La mère de Luca a pour sa part fustigé une justice qui continue de maintenir sa position et assure qu'il y a toujours des traces ADN inconnues, soit autres que celles du chien qui ont été retrouvées. "La justice ne veut pas trouver la vérité!", a-t-elle condamné.
"Tout a été fait pour perdre du temps. Pourquoi Luca n'est-t-il pas écouté. Il n'a jamais été entendu par la justice?", a encore expliqué Tina, la mère de Luca, qui se demande toujours si l'on essaie de "cacher quelqu'un ou un système". "Les procureurs restent derrière leurs chaises. Le juge Dubuis n'a pris que les morceaux qu'il a voulu des rapports", a-t-elle encore déploré.
Quant à la réouverture du dossier auparavant annoncée par le Ministère public, la mère tranche: "La justice se cache derrière la réouverture du dossier, mais je suis persuadée qu'elle n'est pas prête à collaborer. Si elle voulait vraiment collaborer, pourquoi ne nous donne-t-elle pas les habits que Luca portait pour qu'on puisse les faire analyser en Italie?"
Pour conclure, à propos de la désignation d'experts pour analyser le dessin de Marco, ce qui sera en principe la prochaine étape de cette saga judiciaire, Tina explique attendre depuis 17 mois. "Bien que nous soyons heureux de cette décision, pourquoi la proposition survient-elle si tard?" Le 22 février prochain, l'incident - ou agression selon la thèse choisie - aura eu lieu il y a déjà 10 ans.
Jérôme Zimmermann, Sion/gax/olhor
Un drame qui n'en finit pas
Agé de 7 ans, le petit Luca avait été retrouvé partiellement dévêtu, gisant dans la neige en état d'hypothermie à Veysonnaz (VS) le 7 février 2002. Il était en promenade avec son frère de trois ans son cadet et un berger allemand de six mois.
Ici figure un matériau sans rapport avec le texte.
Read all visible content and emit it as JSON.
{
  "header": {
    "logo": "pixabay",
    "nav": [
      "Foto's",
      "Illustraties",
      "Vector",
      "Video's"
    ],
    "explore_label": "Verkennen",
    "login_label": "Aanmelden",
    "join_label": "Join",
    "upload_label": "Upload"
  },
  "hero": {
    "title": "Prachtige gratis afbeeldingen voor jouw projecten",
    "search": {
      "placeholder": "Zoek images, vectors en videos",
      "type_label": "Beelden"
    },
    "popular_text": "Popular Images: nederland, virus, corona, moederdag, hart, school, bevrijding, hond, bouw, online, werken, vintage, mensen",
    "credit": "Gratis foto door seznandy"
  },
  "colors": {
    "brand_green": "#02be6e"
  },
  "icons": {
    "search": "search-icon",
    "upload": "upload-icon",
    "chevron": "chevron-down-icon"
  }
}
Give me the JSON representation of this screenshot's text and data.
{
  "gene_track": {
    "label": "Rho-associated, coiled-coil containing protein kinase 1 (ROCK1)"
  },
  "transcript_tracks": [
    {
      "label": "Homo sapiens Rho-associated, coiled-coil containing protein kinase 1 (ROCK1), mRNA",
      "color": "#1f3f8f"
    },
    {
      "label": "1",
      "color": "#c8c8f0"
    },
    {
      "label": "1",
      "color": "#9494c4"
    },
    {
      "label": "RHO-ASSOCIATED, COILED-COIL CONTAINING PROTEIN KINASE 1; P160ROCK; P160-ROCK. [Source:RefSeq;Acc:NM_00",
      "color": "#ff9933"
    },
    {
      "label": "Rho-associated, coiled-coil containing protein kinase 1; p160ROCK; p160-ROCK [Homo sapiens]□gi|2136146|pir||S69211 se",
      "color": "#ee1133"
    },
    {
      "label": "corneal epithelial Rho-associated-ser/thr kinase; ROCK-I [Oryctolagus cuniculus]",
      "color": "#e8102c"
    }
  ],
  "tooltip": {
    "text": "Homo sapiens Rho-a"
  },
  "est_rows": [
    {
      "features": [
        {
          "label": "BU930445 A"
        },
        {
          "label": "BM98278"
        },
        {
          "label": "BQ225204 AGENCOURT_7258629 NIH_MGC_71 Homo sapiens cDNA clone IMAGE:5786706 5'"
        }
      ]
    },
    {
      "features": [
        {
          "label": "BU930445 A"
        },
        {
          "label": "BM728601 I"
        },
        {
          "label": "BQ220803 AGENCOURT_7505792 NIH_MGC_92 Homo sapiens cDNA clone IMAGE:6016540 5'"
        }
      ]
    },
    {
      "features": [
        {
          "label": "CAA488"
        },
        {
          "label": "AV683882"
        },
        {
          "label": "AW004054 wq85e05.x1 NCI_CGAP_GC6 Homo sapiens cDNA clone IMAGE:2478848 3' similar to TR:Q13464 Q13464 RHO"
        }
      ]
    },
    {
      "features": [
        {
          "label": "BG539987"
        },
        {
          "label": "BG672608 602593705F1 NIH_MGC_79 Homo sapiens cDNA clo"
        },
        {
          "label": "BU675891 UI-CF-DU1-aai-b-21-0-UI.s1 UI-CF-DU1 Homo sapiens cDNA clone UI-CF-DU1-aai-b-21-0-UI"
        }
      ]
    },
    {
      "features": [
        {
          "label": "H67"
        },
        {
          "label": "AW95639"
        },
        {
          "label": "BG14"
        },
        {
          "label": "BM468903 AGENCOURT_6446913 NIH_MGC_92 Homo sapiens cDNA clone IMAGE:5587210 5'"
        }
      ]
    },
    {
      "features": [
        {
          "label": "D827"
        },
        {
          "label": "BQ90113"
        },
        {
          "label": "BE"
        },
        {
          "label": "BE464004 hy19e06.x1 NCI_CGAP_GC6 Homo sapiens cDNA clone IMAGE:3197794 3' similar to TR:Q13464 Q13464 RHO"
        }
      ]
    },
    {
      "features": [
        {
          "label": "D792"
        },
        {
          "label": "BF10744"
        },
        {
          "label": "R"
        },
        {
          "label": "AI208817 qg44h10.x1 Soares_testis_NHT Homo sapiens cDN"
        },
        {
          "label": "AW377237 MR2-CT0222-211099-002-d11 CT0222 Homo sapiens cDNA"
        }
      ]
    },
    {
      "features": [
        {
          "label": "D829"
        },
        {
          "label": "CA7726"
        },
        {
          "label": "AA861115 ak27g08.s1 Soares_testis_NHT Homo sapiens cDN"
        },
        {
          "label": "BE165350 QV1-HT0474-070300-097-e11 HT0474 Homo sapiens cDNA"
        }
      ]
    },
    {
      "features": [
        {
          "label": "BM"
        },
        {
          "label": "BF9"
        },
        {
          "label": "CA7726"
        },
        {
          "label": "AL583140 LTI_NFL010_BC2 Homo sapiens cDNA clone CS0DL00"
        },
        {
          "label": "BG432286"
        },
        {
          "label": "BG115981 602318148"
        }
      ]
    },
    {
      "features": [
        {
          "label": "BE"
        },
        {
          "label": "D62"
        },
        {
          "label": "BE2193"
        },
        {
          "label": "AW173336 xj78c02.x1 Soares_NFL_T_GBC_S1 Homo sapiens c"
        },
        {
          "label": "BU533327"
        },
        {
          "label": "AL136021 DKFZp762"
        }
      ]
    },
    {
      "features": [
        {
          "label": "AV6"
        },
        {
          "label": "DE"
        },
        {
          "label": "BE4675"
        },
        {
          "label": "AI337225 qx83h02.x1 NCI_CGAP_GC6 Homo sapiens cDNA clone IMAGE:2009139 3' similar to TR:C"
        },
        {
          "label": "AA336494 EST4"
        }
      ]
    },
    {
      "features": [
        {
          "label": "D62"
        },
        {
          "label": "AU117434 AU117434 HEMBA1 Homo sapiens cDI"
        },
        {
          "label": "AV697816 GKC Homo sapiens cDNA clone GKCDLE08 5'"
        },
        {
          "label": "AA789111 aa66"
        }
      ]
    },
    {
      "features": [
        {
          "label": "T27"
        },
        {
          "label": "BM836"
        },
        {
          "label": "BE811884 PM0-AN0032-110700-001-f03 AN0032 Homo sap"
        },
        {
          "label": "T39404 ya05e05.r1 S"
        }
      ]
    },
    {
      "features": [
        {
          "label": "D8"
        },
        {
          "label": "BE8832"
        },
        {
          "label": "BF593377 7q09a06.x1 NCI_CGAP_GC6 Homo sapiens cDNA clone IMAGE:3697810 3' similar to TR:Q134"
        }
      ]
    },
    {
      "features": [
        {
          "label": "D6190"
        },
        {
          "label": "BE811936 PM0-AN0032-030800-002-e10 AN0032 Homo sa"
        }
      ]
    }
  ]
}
Suite au drame, Luca est resté tétraplégique et aveugle. Il vit actuellement en Italie avec sa famille.
Deux ans après l'agression, en mars 2004, l'instruction avait conclu à la culpabilité du chien et classé l'affaire. L'an passé la famille a demandé la réouverture du dossier sur la base d'un dessin réalisé en 2005 dans le cadre de l'école par le frère de Luca. Le croquis montre Luca en train de se faire frapper par d'autres enfants.
Des experts doivent analyser cette nouvelle pièce versée au dossier. La famille du petit Luca a aussi récemment demandé le dessaisissement du procureur valaisan Nicolas Dubuis, qui n'a jusqu'ici jamais dévié de ses conclusions initiales incriminant le chien.
Une ministre "bouleversée"
Vendredi dernier, la conseillère fédérale Simonetta Sommaruga a reçu l'ambassadeur d'Italie en Suisse Giuseppe Deodato pour évoquer le cas.
La cheffe du Département fédéral de justice et police (DFJP) s'est déclarée "bouleversée" par le sort de l'enfant.
Elle a expliqué au responsable italien que l'affaire n'était pas de son ressort, lui assurant toutefois que cette affaire était traitée avec la même attention en Suisse qu'en Italie.
Simonetta Sommaruga et Giuseppe Deodato, qui a sollicité cette entretien, "espèrent une bonne solution pour toutes les parties impliquées", ont-ils annoncé.